Plausible mechanism for isoindoloquinazoline 7.

The same convenient procedure could be utilized to synthesize a variety of isoindoloquinazolines (8a–j) in good yields (Table 1). Heterocyclization reactions proceeded well with aliphatic amino substitution (Table 1, entry 8a,b and 8f–i). γ-Ketoaliphatic acid gave slightly lower yields (73–75%) of the final products (Table 1, entry 8g and 8j).

Table 1

Substrate scope of heterocyclization under microwave irradiation.^a

^aAll reactions were performed under microwave (80°C, 10 min) in acetic acid with ethylene dichloride. Isolated yield after column purification.

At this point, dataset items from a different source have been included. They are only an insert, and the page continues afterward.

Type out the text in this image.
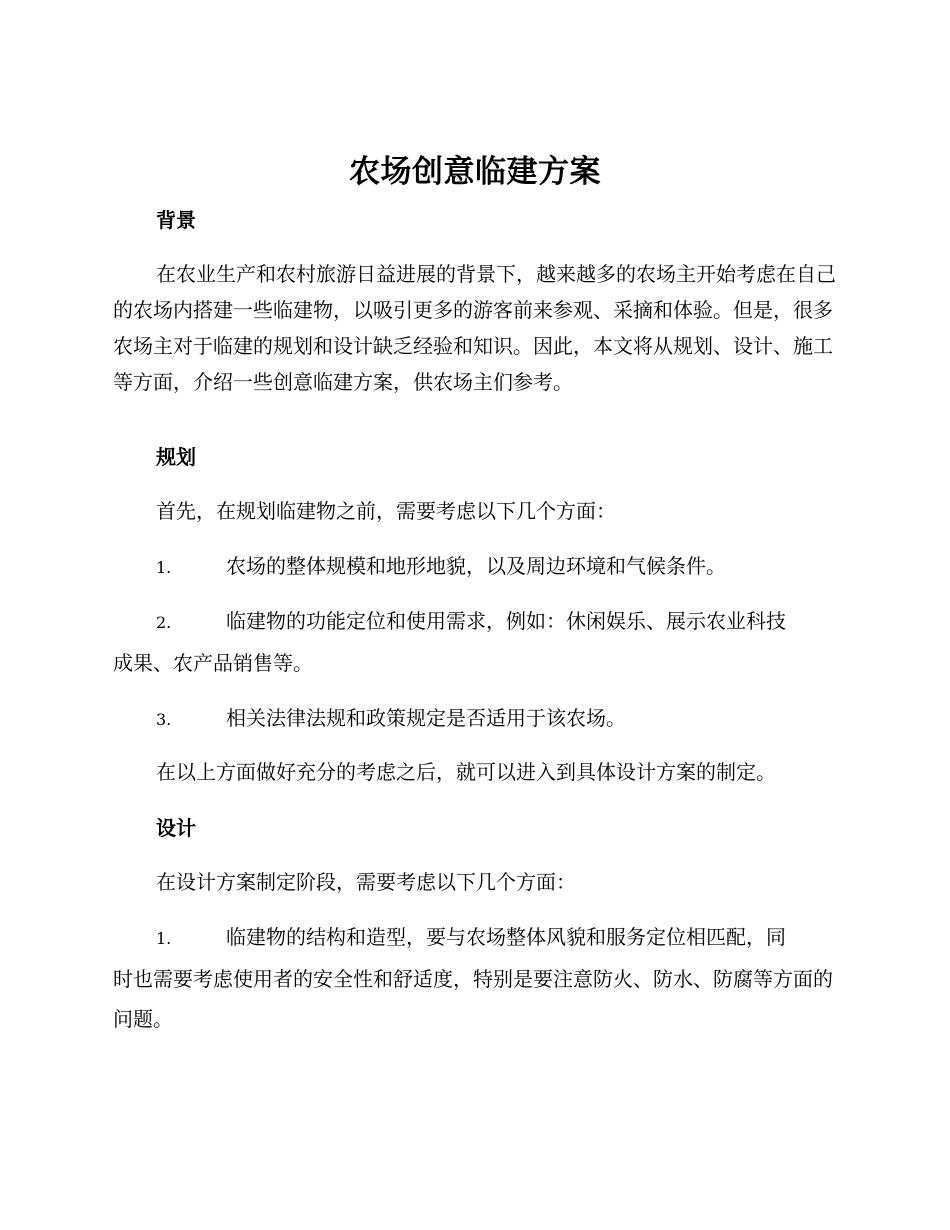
农场创意临建方案
背景

在农业生产和农村旅游日益进展的背景下，越来越多的农场主开始考虑在自己的农场内搭建一些临建物，以吸引更多的游客前来参观、采摘和体验。但是，很多农场主对于临建的规划和设计缺乏经验和知识。因此，本文将从规划、设计、施工等方面，介绍一些创意临建方案，供农场主们参考。

规划
首先，在规划临建物之前，需要考虑以下几个方面：
1.	农场的整体规模和地形地貌，以及周边环境和气候条件。
2.	临建物的功能定位和使用需求，例如：休闲娱乐、展示农业科技
成果、农产品销售等。
3.	相关法律法规和政策规定是否适用于该农场。
在以上方面做好充分的考虑之后，就可以进入到具体设计方案的制定。
设计
在设计方案制定阶段，需要考虑以下几个方面：
1.	临建物的结构和造型，要与农场整体风貌和服务定位相匹配，同
时也需要考虑使用者的安全性和舒适度，特别是要注意防火、防水、防腐等方面的问题。
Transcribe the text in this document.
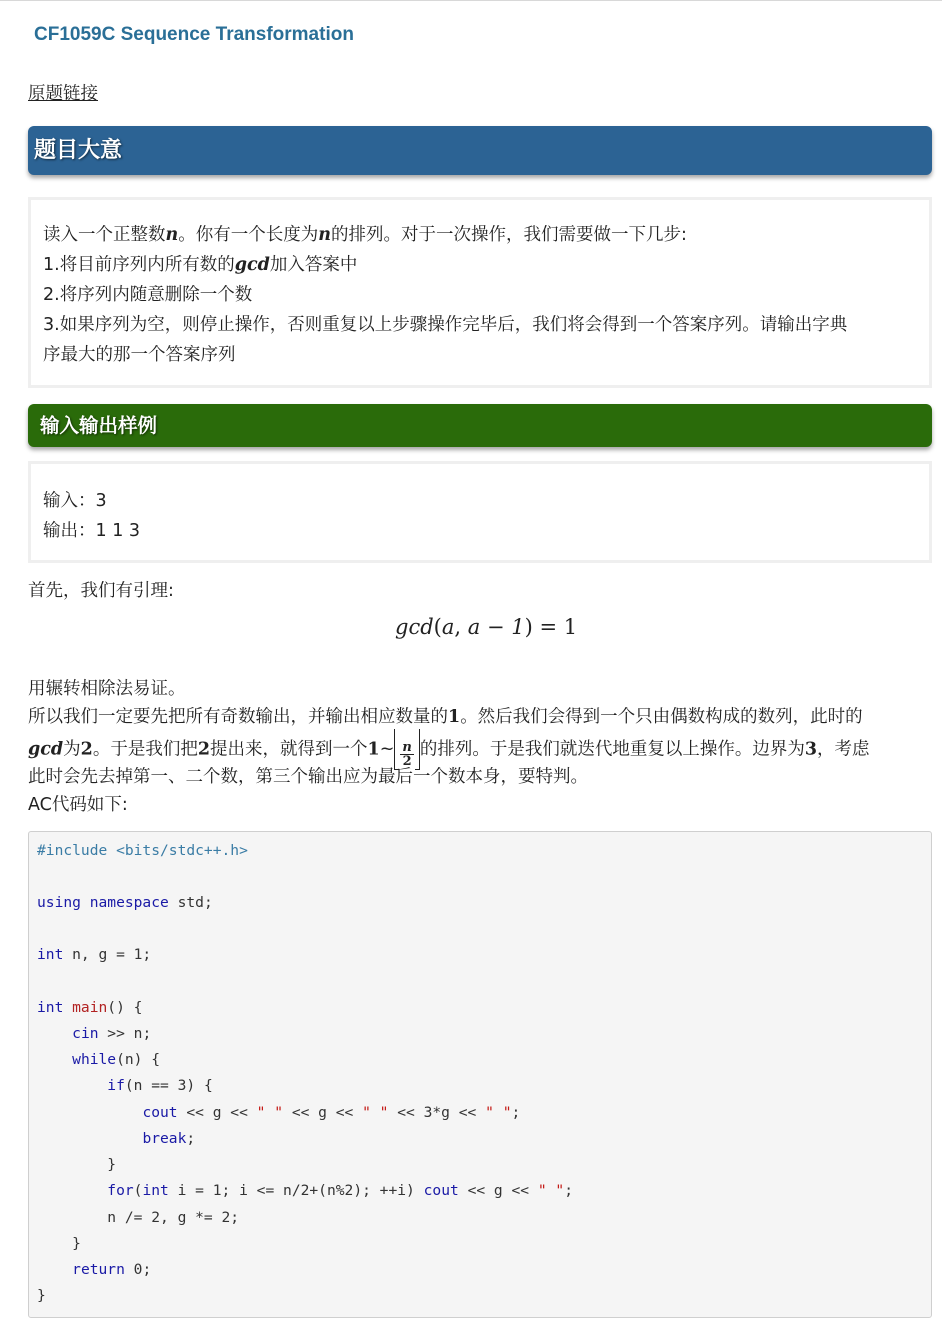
CF1059C Sequence Transformation
原题链接
题目大意
读入一个正整数n。你有一个长度为n的排列。对于一次操作，我们需要做一下几步:
1.将目前序列内所有数的gcd加入答案中
2.将序列内随意删除一个数
3.如果序列为空，则停止操作，否则重复以上步骤操作完毕后，我们将会得到一个答案序列。请输出字典
序最大的那一个答案序列
输入输出样例
输入：3
输出：1 1 3
首先，我们有引理:
gcd(a, a − 1) = 1
用辗转相除法易证。
所以我们一定要先把所有奇数输出，并输出相应数量的1。然后我们会得到一个只由偶数构成的数列，此时的
gcd为2。于是我们把2提出来，就得到一个1~ $\frac{n}{2}$ 的排列。于是我们就迭代地重复以上操作。边界为3，考虑
此时会先去掉第一、二个数，第三个输出应为最后一个数本身，要特判。
AC代码如下:
#include <bits/stdc++.h>
using namespace std;
int n, g = 1;
int main() {
cin >> n;
while(n) {
if(n == 3) {
cout << g << " " << g << " " << 3*g << " ";
break;
}
for(int i = 1; i <= n/2+(n%2); ++i) cout << g << " ";
n /= 2, g *= 2;
}
return 0;
}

In summary, we have successfully developed the rapid and one-pot synthesis of bi-heterocyclic fused isoindolo[1,2-a]quinazoline with the introduction of ionic liquid as a soluble support and microwave as a greener energy source. Postulation of a pathway for the construction isoindolo[1,2-a]quinazoline is proceeded through amide formation, followed by intramolecular cyclization. Notably, the immobilized intermediates and final products were purified by simple precipitation in all steps. A green microwave assisted protocol displayed a short reaction time compared to conventional heating, an easy separation process, and least by-product, with high yields of desired products; further application of the strategy for synthesis of novel heterocycles is in progress in our laboratory.